In the same year of its release, the documentary won the Film Award in Silver at the German Film Awards for "Outstanding Non-Feature Film'. The documentary was also noteworthy for its use of cinéma vérité in its opening shot by depicting New York's gritty street life in and around Times Square in the 1970s, before it was later cleaned up.

Tally Brown's biographical papers and artifacts are archived at the Andy Warhol Museum in Pittsburgh, Pa.
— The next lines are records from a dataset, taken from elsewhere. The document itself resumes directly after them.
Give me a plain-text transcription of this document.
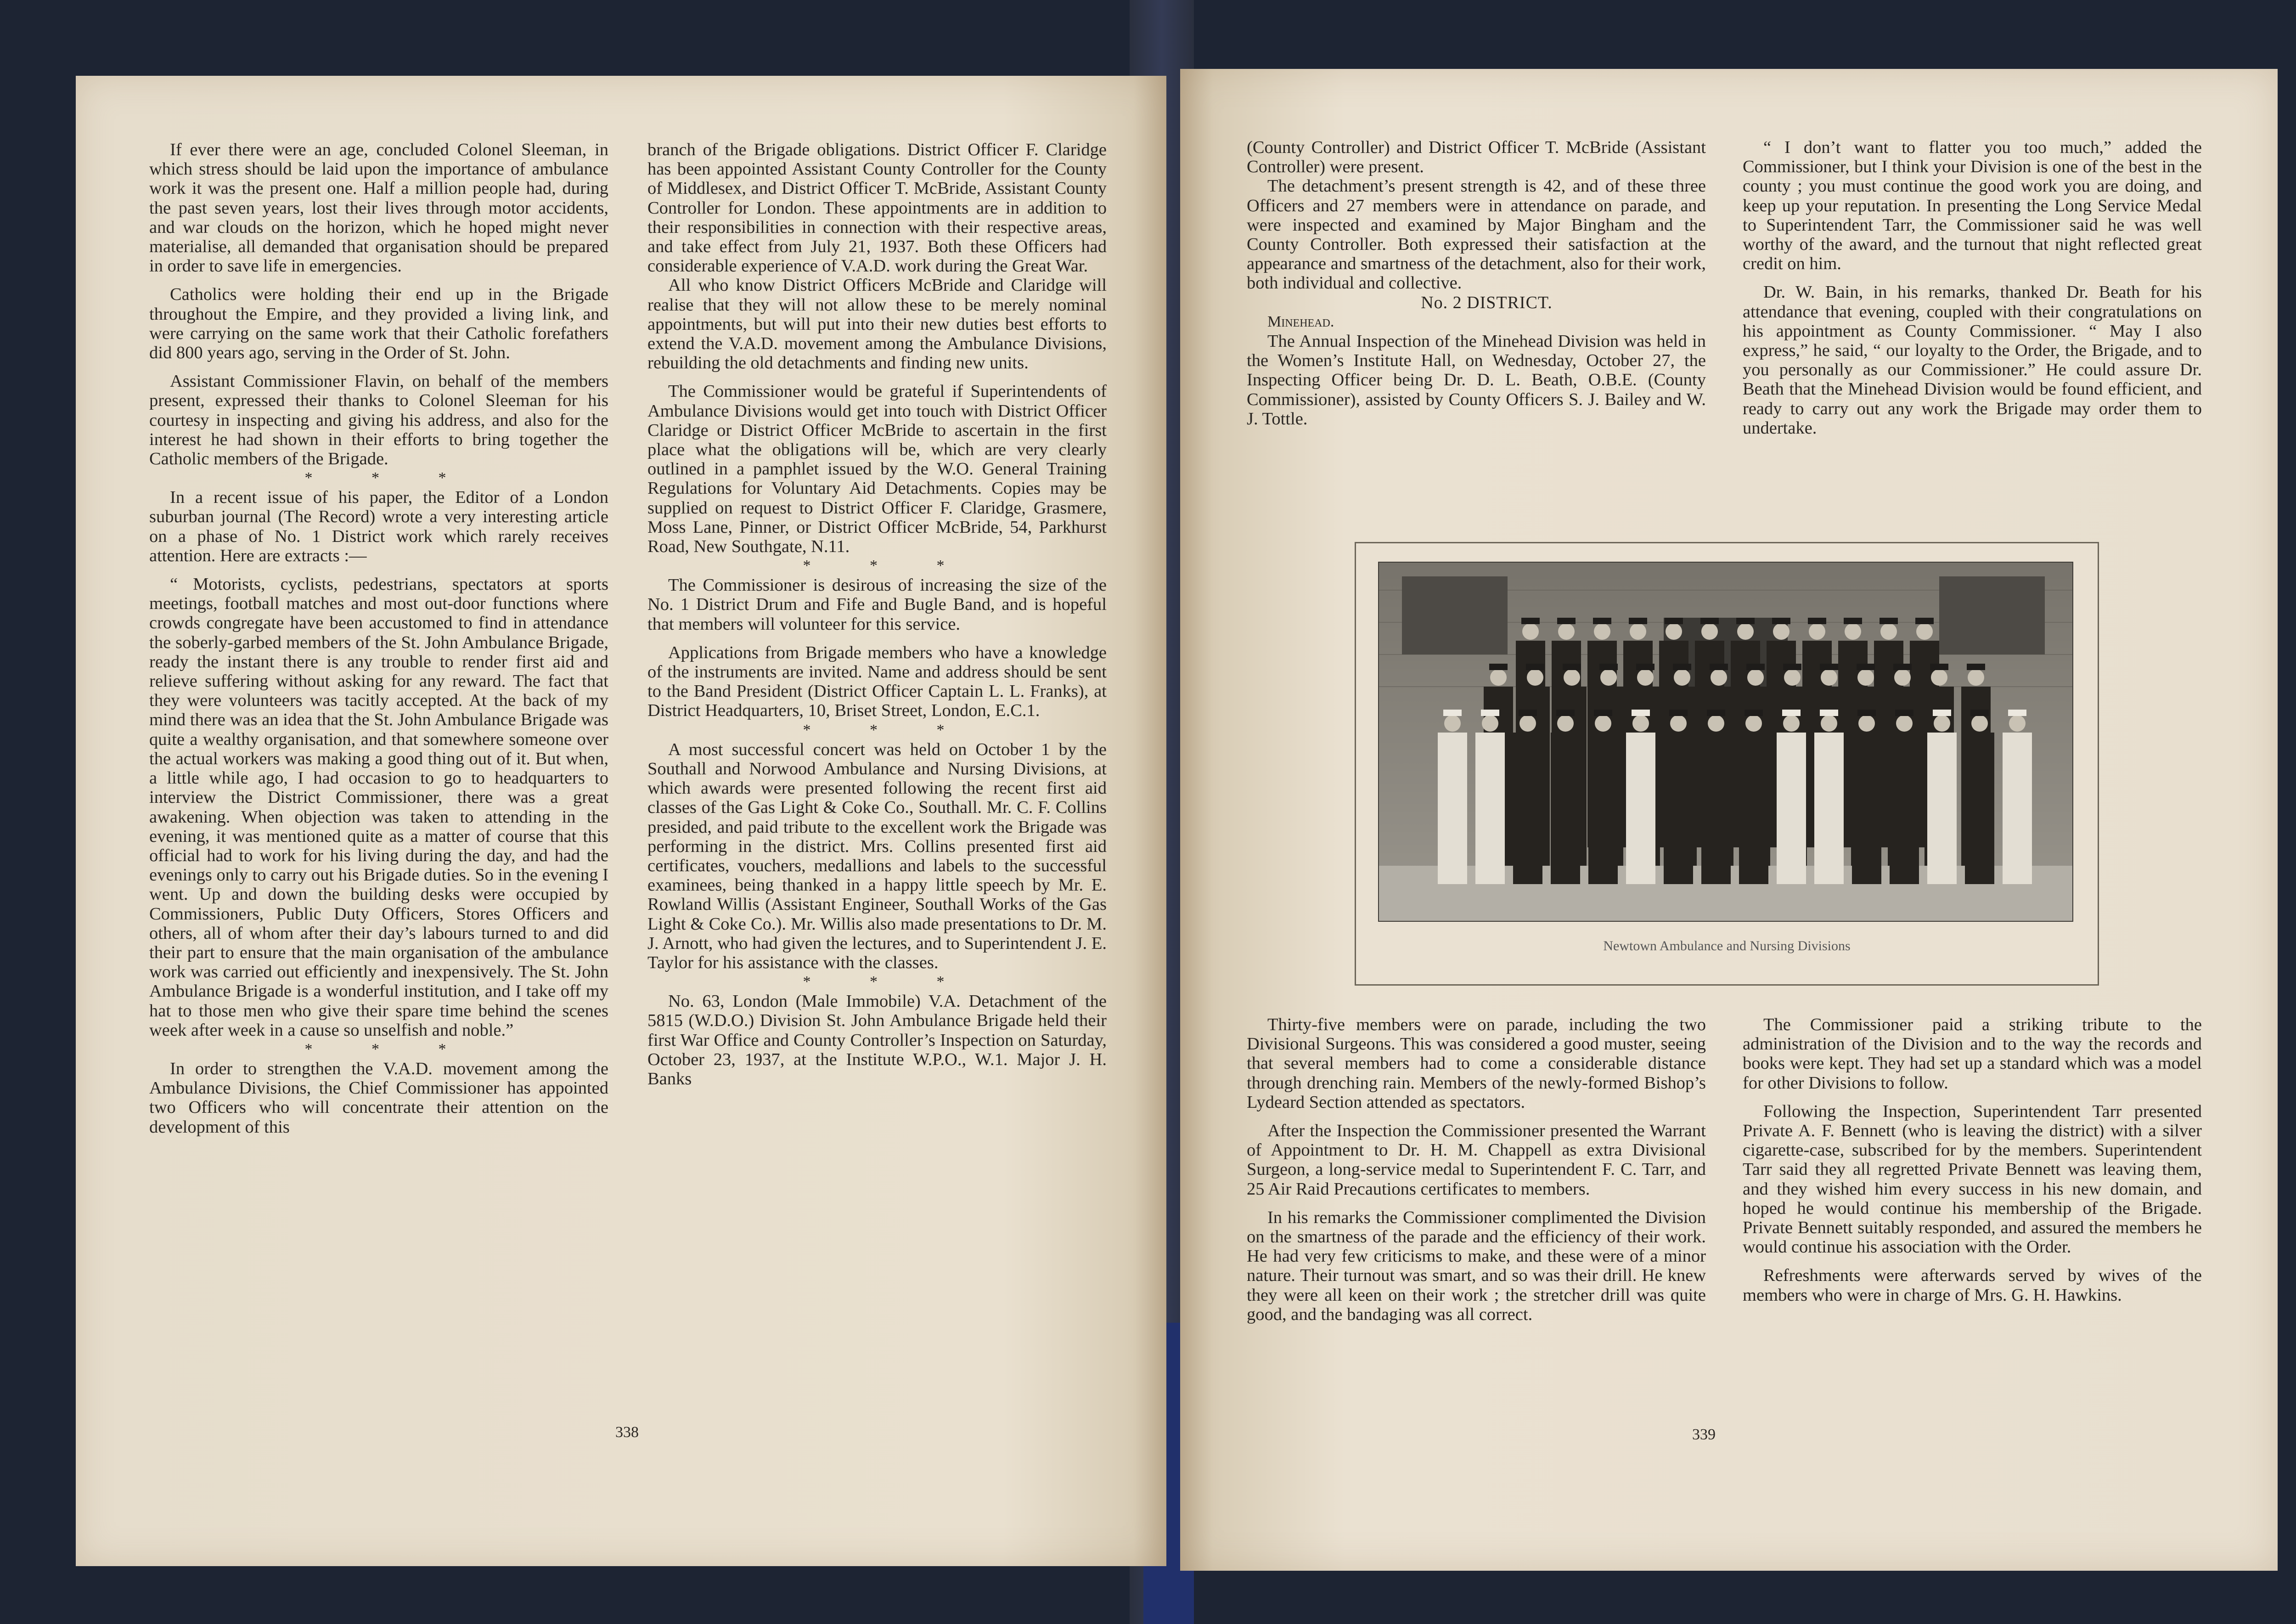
If ever there were an age, concluded Colonel Sleeman, in which stress should be laid upon the importance of ambulance work it was the present one. Half a million people had, during the past seven years, lost their lives through motor accidents, and war clouds on the horizon, which he hoped might never materialise, all demanded that organisation should be prepared in order to save life in emergencies.

Catholics were holding their end up in the Brigade throughout the Empire, and they provided a living link, and were carrying on the same work that their Catholic forefathers did 800 years ago, serving in the Order of St. John.

Assistant Commissioner Flavin, on behalf of the members present, expressed their thanks to Colonel Sleeman for his courtesy in inspecting and giving his address, and also for the interest he had shown in their efforts to bring together the Catholic members of the Brigade.

* * *

In a recent issue of his paper, the Editor of a London suburban journal (The Record) wrote a very interesting article on a phase of No. 1 District work which rarely receives attention. Here are extracts :—

“ Motorists, cyclists, pedestrians, spectators at sports meetings, football matches and most out-door functions where crowds congregate have been accustomed to find in attendance the soberly-garbed members of the St. John Ambulance Brigade, ready the instant there is any trouble to render first aid and relieve suffering without asking for any reward. The fact that they were volunteers was tacitly accepted. At the back of my mind there was an idea that the St. John Ambulance Brigade was quite a wealthy organisation, and that somewhere someone over the actual workers was making a good thing out of it. But when, a little while ago, I had occasion to go to headquarters to interview the District Commissioner, there was a great awakening. When objection was taken to attending in the evening, it was mentioned quite as a matter of course that this official had to work for his living during the day, and had the evenings only to carry out his Brigade duties. So in the evening I went. Up and down the building desks were occupied by Commissioners, Public Duty Officers, Stores Officers and others, all of whom after their day’s labours turned to and did their part to ensure that the main organisation of the ambulance work was carried out efficiently and inexpensively. The St. John Ambulance Brigade is a wonderful institution, and I take off my hat to those men who give their spare time behind the scenes week after week in a cause so unselfish and noble.”

* * *

In order to strengthen the V.A.D. movement among the Ambulance Divisions, the Chief Commissioner has appointed two Officers who will concentrate their attention on the development of this

branch of the Brigade obligations. District Officer F. Claridge has been appointed Assistant County Controller for the County of Middlesex, and District Officer T. McBride, Assistant County Controller for London. These appointments are in addition to their responsibilities in connection with their respective areas, and take effect from July 21, 1937. Both these Officers had considerable experience of V.A.D. work during the Great War.

All who know District Officers McBride and Claridge will realise that they will not allow these to be merely nominal appointments, but will put into their new duties best efforts to extend the V.A.D. movement among the Ambulance Divisions, rebuilding the old detachments and finding new units.

The Commissioner would be grateful if Superintendents of Ambulance Divisions would get into touch with District Officer Claridge or District Officer McBride to ascertain in the first place what the obligations will be, which are very clearly outlined in a pamphlet issued by the W.O. General Training Regulations for Voluntary Aid Detachments. Copies may be supplied on request to District Officer F. Claridge, Grasmere, Moss Lane, Pinner, or District Officer McBride, 54, Parkhurst Road, New Southgate, N.11.

* * *

The Commissioner is desirous of increasing the size of the No. 1 District Drum and Fife and Bugle Band, and is hopeful that members will volunteer for this service.

Applications from Brigade members who have a knowledge of the instruments are invited. Name and address should be sent to the Band President (District Officer Captain L. L. Franks), at District Headquarters, 10, Briset Street, London, E.C.1.

* * *

A most successful concert was held on October 1 by the Southall and Norwood Ambulance and Nursing Divisions, at which awards were presented following the recent first aid classes of the Gas Light & Coke Co., Southall. Mr. C. F. Collins presided, and paid tribute to the excellent work the Brigade was performing in the district. Mrs. Collins presented first aid certificates, vouchers, medallions and labels to the successful examinees, being thanked in a happy little speech by Mr. E. Rowland Willis (Assistant Engineer, Southall Works of the Gas Light & Coke Co.). Mr. Willis also made presentations to Dr. M. J. Arnott, who had given the lectures, and to Superintendent J. E. Taylor for his assistance with the classes.

* * *

No. 63, London (Male Immobile) V.A. Detachment of the 5815 (W.D.O.) Division St. John Ambulance Brigade held their first War Office and County Controller’s Inspection on Saturday, October 23, 1937, at the Institute W.P.O., W.1. Major J. H. Banks

338

(County Controller) and District Officer T. McBride (Assistant Controller) were present.

The detachment’s present strength is 42, and of these three Officers and 27 members were in attendance on parade, and were inspected and examined by Major Bingham and the County Controller. Both expressed their satisfaction at the appearance and smartness of the detachment, also for their work, both individual and collective.

No. 2 DISTRICT.

Minehead.

The Annual Inspection of the Minehead Division was held in the Women’s Institute Hall, on Wednesday, October 27, the Inspecting Officer being Dr. D. L. Beath, O.B.E. (County Commissioner), assisted by County Officers S. J. Bailey and W. J. Tottle.

“ I don’t want to flatter you too much,” added the Commissioner, but I think your Division is one of the best in the county ; you must continue the good work you are doing, and keep up your reputation. In presenting the Long Service Medal to Superintendent Tarr, the Commissioner said he was well worthy of the award, and the turnout that night reflected great credit on him.

Dr. W. Bain, in his remarks, thanked Dr. Beath for his attendance that evening, coupled with their congratulations on his appointment as County Commissioner. “ May I also express,” he said, “ our loyalty to the Order, the Brigade, and to you personally as our Commissioner.” He could assure Dr. Beath that the Minehead Division would be found efficient, and ready to carry out any work the Brigade may order them to undertake.

Newtown Ambulance and Nursing Divisions

Thirty-five members were on parade, including the two Divisional Surgeons. This was considered a good muster, seeing that several members had to come a considerable distance through drenching rain. Members of the newly-formed Bishop’s Lydeard Section attended as spectators.

After the Inspection the Commissioner presented the Warrant of Appointment to Dr. H. M. Chappell as extra Divisional Surgeon, a long-service medal to Superintendent F. C. Tarr, and 25 Air Raid Precautions certificates to members.

In his remarks the Commissioner complimented the Division on the smartness of the parade and the efficiency of their work. He had very few criticisms to make, and these were of a minor nature. Their turnout was smart, and so was their drill. He knew they were all keen on their work ; the stretcher drill was quite good, and the bandaging was all correct.

The Commissioner paid a striking tribute to the administration of the Division and to the way the records and books were kept. They had set up a standard which was a model for other Divisions to follow.

Following the Inspection, Superintendent Tarr presented Private A. F. Bennett (who is leaving the district) with a silver cigarette-case, subscribed for by the members. Superintendent Tarr said they all regretted Private Bennett was leaving them, and they wished him every success in his new domain, and hoped he would continue his membership of the Brigade. Private Bennett suitably responded, and assured the members he would continue his association with the Order.

Refreshments were afterwards served by wives of the members who were in charge of Mrs. G. H. Hawkins.

339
Tally Brown has been featured in her own exhibition at The Andy Warhol Museum.

==Filmography==
- Batman Dracula (1964) directed by Andy Warhol
- Camp (1965) directed by Warhol
- Four Stars**** (1967) directed by Warhol
- The Illiac Passion (1967) as Venus; directed by Gregory Markopoulos
- Brand X (1970) as Talk Show Hostess
- The Owl and the Pussycat (1970) directed by Herbert Ross
- Scarecrow in a Garden of Cucumbers (1972) as Mary Poppins
- Leidenschaften (1972) as Herself
- 1 Berlin-Harlem (1974)
- Silent Night, Bloody Night (1972) as Inmate
- The Art of Crime (1975) (TV) as Cedie
- Now or Never (1979) as Herself
- Night of the Juggler (1980) as Peep Show Owner
- Tally Brown, New York (1979) as Herself
- Mein New York (1982) (TV) as Herself

==Trivia==
- Brown shared billing on "Silent Night, Bloody Night" with many actors from Warhol's "Factory" years: Mary Woronov, Ondine, Candy Darling, director Jack Smith, and artist Susan Rothenberg.